Q ual è e quale sarà il costo sociale per gli inutili vincoli nei cantieri del Porto canale di Cagliari e della quattro corsie tra Sassari e Alghero? Il Consiglio dei ministri, senza invocare Dpcm in nome del Covid, semplicemente come un cane che si morde la coda, ha appena smentito se stesso. Scusate, era stato un errore “ministeriale” congelare i lavori al terminal container di Macchiareddu. Così come far morire in campagna la statale per la città catalana. Lo scrive, in due distinti provvedimenti, il premier Giuseppe Conte. Rilanciamo. Chi pagherà e quanto per aver messo un freno allo sviluppo? Chi dovrà rispondere dei blackout di Stato? Non lo sapremo mai, lassù non risponderà nessuno.

Ma non dobbiamo dimenticare. Partiamo dal Porto canale. Nell'anno del Signore 1981 la Sovrintendenza concesse l'autorizzazione paesaggistica per realizzare il terminal industriale di Cagliari. Concessione annullata nel 2000 dal Consiglio di Stato, ma con il porto ormai in piena operatività. E così quando l'anno scorso i funzionari dei Beni culturali hanno bloccato un piano da 130 miliardi, la politica è rimasta spiazzata. Ma come, non è materia burocratica da babbo morto? Quando mai: i nostri funzionari scrivono che la legge Galasso (1985) e il Ppr di Soru (2006) impediscono il via libera per qualsiasi intervento. Risultato: anche piantare un chiodo sarebbe un abuso edilizio. Figuriamoci montare enormi gru per il trasbordo dalle portacontainer di nuova generazione.

N el deserto dei tartari di Macchiareddu, già tradito per Livorno dai tedeschi di Hapag-Lloyd (gente che nel mondo muove decine di milioni di contenitori), crescono le ragnatele, con buona pace per il reddito di settecento famiglie sarde. Poi a fine luglio arriva il Governo Conte che, senza invocare l'emergenza-Covid, rigetta l'opposizione presentata un anno fa dal ministro dei Beni culturali. E sentenzia: fate pure i lavori al Porto canale. Chi si accolla i costi sociali per il blocco non dovuto? A dire il vero, il dirigente del Mibac che stoppò il piano da 130 milioni mise le mani avanti con un comunicato, facendo notare come sarebbe “strumentale” addebitare alla Sovrintendenza di Cagliari la crisi del terminal. Al di là della forma anomala (il burocrate che fa la predica in pubblico al politico), la sostanza c'è tutta: la crisi sulle banchine dell'ex Casic viene da lontano, per responsabilità di impresa ma soprattutto politica.

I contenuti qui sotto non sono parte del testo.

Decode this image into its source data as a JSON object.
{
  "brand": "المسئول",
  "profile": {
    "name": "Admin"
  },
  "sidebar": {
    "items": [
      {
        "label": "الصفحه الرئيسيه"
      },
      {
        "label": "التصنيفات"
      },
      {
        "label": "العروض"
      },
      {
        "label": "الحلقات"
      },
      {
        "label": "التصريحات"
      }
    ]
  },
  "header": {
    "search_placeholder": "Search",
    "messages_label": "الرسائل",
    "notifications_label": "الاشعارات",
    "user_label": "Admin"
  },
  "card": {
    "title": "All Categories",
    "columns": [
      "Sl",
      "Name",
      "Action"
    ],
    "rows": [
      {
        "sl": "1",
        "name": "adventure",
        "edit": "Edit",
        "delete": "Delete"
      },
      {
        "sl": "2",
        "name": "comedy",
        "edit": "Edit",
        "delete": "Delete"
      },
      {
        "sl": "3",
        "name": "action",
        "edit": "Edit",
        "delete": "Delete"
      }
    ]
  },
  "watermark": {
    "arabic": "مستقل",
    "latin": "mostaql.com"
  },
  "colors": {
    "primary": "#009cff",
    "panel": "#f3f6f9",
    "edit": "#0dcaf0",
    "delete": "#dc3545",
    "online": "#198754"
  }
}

Ecco perché hanno fatto (sor)ridere i toni trionfalistici di molti dopo la firma di Conte. Dal carro (dei vincitori?) si levano sussurri e grida anche di chi, negli anni, ha accompagnato con distacco (o incapacità?) il declino di «un'opera strategica», «al centro del Mediterraneo», «capace di trasformare l'economia sarda anche grazie alla zona franca doganale». Sapete come è andata: fiumi di parole. E anche in questo caso, chi paga? A proposito, dalla decisione del Consiglio dei ministri sono trascorsi dieci giorni. A parte gli immediati comunicati stampa dai toni entusiastici, un po' come se avessimo vinto un altro scudetto senza nemmeno aver ancora allestito la squadra, si sta lavorando per mettere in discesa i lavori? Quanto ci vorrà per appaltarli? E per farli partire? E per completarli? E nella rotta del transhipment - Far East, Stati Uniti, Europa - chi si sta occupando di trovare partner affidabili per Cagliari?

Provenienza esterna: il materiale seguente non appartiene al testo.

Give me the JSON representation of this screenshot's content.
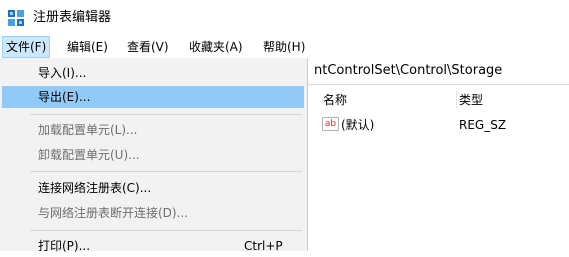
{
  "window": {
    "title": "注册表编辑器"
  },
  "menubar": {
    "items": [
      {
        "label": "文件(F)"
      },
      {
        "label": "编辑(E)"
      },
      {
        "label": "查看(V)"
      },
      {
        "label": "收藏夹(A)"
      },
      {
        "label": "帮助(H)"
      }
    ]
  },
  "address": {
    "path": "ntControlSet\\Control\\Storage"
  },
  "file_menu": {
    "items": [
      {
        "label": "导入(I)..."
      },
      {
        "label": "导出(E)..."
      },
      {
        "label": "加载配置单元(L)..."
      },
      {
        "label": "卸载配置单元(U)..."
      },
      {
        "label": "连接网络注册表(C)..."
      },
      {
        "label": "与网络注册表断开连接(D)..."
      },
      {
        "label": "打印(P)...",
        "shortcut": "Ctrl+P"
      }
    ]
  },
  "list": {
    "columns": {
      "name": "名称",
      "type": "类型"
    },
    "rows": [
      {
        "icon": "ab",
        "name": "(默认)",
        "type": "REG_SZ"
      }
    ]
  },
  "colors": {
    "highlight": "#91c9f7",
    "menu_bg": "#f2f2f2",
    "active_menu": "#cce8ff"
  }
}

Sulla Sassari-Alghero il discorso è analogo. Se al Porto canale non ci sono navi all'orizzonte, nella Nurra non siamo all'ultimo miglio. Non è mica finita la trafila. Un sottosegretario di Stato l'altro giorno ha spiegato che, caduti i vincoli, ora serve un «percorso giuridico» per accelerare. Tradotto, significa poteri speciali (come per il ponte Morandi di Genova) per evitare di finire dritti, di nuovo, nelle braccia della burocrazia. Ci piacerebbe tanto essere ottimisti, ma in un Grande (?) Paese in cui l'obiettivo principale è abbattere il lavoro dell'avversario (pensate, alle nostre latitudini, a cosa è successo con la sanità negli ultimi dieci anni), è come illudersi di avere fresco oggi a mezzogiorno in via Roma. A proposito, chi paga? Noi, ovviamente.